Les guerres d'Italie et de Religion relèguent au second plan le rôle commercial de la route du Montgenèvre et par là même celui de Briançon, au profit d'un rôle militaire et politique. Au moment du plein essor de la Ligue à Briançon, quelques notables fondent, en 1582, une confrérie des Pénitents noirs et édifient une chapelle dans le quartier de Roche. La Renaissance n'a pas laissé d'édifices majeurs. Cependant, la maison du Temple est construite en 1575, comme l'atteste la date figurant sur la clef d'un arc du rez-de-chaussée. Le style des façades se rattache par la composition générale et le traitement de détail à la manière italienne.


Carpentras

L'essor lié à la présence des papes en Avignon et dans le comtat reflue aux XVe et XVIe siècles. Mais Carpentras reste une capitale administrative et religieuse, en témoigne l'actuel beffroi de la ville qui marque l'emplacement du premier hôtel de ville. La tour ronde du beffroi de Caromb datant de 1562, coiffée d'un joli campanile en fer forgé, la porte-tour de Saint-Didier (XVe), vestige de l'ancienne enceinte, ou encore la grande Bastide fortifiée du XVIe siècle à Velleron, sont des restes d'architectures rurales défensives et civiles de cette époque. Le château du Barroux d'aspect fortifié s'harmonise bien avec ses remaniements de la Renaissance. Le château des seigneurs de Thézan, à Saint-Didier, atteste du style Renaissance avec sa porte et ses fenêtres à meneaux en façade, sa porte ogivale à tourelle.


Fréjus

Dans le courant du XVIe siècle, une troisième et dernière enceinte est édifiée, englobant les quartiers neufs. Bâtie en appareil irrégulier, elle est scandée de tours circulaires dont certaines sont encore visibles dans sa partie septentrionale et méridionale. Implantée dans le faubourg ouest par l'ordre des Minimes, la chapelle Saint-François-de-Paule (et le cloître aujourd'hui disparu) est un bel exemple de gothique tardif très fréquent en Provence. La permanence de ces traditions gothiques mêlées à l'ornementation de la Renaissance se retrouve dans le décor sculpté des portes de la cathédrale ; le linteau porte la date du 1er avril 1530.


Grasse

Ville frontière depuis l’annexion de la Provence à la France, Grasse n’est pas épargnée par les troubles du XVIe siècle. En 1536, Charles Quint franchit le fleuve Var et une partie de ses armées se dirige vers la ville, livrée au pillage et en partie incendiée. Puis la ville est durement frappée par les guerres de Religion, fidèle à Henri IV elle s’oppose à la Ligue.

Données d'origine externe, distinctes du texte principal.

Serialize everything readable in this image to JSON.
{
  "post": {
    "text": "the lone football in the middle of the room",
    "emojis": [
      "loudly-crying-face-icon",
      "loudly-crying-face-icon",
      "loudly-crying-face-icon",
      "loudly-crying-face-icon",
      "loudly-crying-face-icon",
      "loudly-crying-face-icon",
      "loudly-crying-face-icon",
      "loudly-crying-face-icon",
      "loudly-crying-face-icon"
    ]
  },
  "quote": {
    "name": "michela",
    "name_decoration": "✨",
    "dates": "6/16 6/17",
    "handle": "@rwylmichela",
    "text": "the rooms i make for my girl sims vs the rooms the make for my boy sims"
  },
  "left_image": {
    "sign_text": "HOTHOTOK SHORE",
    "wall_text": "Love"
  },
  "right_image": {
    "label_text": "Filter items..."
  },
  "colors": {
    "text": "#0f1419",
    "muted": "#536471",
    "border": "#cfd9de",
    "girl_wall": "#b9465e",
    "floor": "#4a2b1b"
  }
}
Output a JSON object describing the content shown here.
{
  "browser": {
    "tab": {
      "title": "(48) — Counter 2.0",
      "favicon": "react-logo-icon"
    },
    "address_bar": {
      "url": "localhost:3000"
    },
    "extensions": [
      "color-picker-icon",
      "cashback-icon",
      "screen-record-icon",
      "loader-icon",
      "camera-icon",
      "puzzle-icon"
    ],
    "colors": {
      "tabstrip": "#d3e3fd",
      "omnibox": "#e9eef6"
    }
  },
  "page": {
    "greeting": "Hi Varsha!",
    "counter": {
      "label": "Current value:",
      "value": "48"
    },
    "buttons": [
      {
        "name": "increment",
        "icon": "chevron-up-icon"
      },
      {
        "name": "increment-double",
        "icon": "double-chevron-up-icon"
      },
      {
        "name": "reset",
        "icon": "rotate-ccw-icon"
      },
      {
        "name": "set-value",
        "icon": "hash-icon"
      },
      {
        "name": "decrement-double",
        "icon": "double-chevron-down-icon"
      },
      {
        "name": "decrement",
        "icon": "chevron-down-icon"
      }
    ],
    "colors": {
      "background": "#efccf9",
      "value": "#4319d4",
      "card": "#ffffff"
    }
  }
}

En 1827, le sieur Pérolle lègue aux hospices de Grasse trois tableaux que Pierre-Paul Rubens (1577-1640) avait peints pour la chapelle Sainte-Croix de Jérusalem à Rome, visibles dans le collatéral sud de la cathédrale.


Menton

L’efficace poste impériale romaine, le Curcus, organisée par Auguste, n’a laissé qu’un souvenir sur notre territoire : la Via Julia-Augusta, partie de la voie Aurélienne qui allait de Rome jusqu’en Arles. Le tronçon qui nous intéresse, reliant les Alpes-Maritimes (capitale : Cimiez) à la Gaule Transalpine, fut amélioré par l’empereur Auguste et prit le nom de Via Julia-Augusta. Elle passait par Vintimille, au bas des Rochers-Rouges (actuelle frontière franco-italienne), traversait le territoire de Menton, desservait la station de Lumone au Cap-Martin, et s’élevait jusqu’à La Turbie. Disparue de nos jours, certaines des bornes qui la jalonnaient sont conservées au Musée d’Anthropologie Préhistorique de Monaco et au Musée Tuck de La Turbie.